Bakal fasilitas publik yang diberi nama Alun-Alun Surabaya ini menghabiskan dana APBD Kota Surabaya Rp 177,5 miliar. Rinciannya, pada 2016 Rp 20 miliar. Dana ini sudah digunakan untuk membangun basement di Balai Pemuda. Pada 2017 Rp 30 miliar. Dana ini untuk membangung basement di tempat sama yang kini dipakai untuk lahan parkir. Pada 2018, dikucurkan dana Rp 27,5 miliar untuk membangun basement di sisi Jalan Yos Sudarso. Terakhir pada 2019 digelontorkan lagi Rp 100 miliar.

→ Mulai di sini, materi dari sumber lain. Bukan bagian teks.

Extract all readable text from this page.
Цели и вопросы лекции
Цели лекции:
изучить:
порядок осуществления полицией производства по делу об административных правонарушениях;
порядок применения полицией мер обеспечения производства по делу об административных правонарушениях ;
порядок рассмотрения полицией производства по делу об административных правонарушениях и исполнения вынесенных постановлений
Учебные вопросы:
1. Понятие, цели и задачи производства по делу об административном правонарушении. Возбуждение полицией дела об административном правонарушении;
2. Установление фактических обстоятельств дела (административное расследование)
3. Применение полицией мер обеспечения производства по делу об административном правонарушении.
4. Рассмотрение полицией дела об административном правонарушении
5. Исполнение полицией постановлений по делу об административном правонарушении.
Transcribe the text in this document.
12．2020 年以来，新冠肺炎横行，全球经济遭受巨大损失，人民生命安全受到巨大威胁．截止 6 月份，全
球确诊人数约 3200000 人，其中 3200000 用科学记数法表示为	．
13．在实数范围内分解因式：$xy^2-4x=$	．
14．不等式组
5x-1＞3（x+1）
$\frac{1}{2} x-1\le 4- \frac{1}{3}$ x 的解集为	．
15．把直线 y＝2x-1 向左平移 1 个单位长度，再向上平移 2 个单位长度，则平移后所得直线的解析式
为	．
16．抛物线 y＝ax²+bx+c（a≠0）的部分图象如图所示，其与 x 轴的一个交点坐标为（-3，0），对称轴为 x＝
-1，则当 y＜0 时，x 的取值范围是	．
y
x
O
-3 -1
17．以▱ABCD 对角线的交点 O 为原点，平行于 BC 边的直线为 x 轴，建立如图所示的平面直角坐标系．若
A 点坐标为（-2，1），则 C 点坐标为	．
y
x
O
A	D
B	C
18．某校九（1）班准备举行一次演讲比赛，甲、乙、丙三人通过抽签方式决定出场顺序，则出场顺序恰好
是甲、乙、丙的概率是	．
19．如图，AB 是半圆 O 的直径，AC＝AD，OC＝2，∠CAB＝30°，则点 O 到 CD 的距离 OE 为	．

Dana yang dikucurkan pada 2019 dirinci lebih rinci. Rp 60 miliar untuk membuat underpass di Jalan Yos Sudarso, Rp 20 miliar untuk finishing basement Balai Pemuda yang sisi Jalan Yos Sudarso, dan Rp 20 miliar untuk membangun basement di Jalan Pemuda 17.
Di alun-alun nanti didirikan patung Sawunggaling sebagai tetenger, yang dilengkapi diaroma tentang sejarah Kota Surabaya. Di sini juga ada sentra UMKM (usaha mikro kecil menengah).
Sekilas rencana Risma ini luar biasa. Menunjukkan komitmen tinggi seorang wali kota untuk memajukan wilayah yang jadi tanggung jawabnya. Apalagi, berbagai pembangunan sarana fisik dan sarana lain sebelumnya sudah diwujudkan wali kota perempuan pertama di kota ini.
Hasil kerjanya selama dua periode memimpin Kota Pahlawan sudah tampak. Salah satunya, bertebaran taman-taman indah di pelbagai sudut kota hingga keasrian kota ini bisa langsung dinikmati masyarakat.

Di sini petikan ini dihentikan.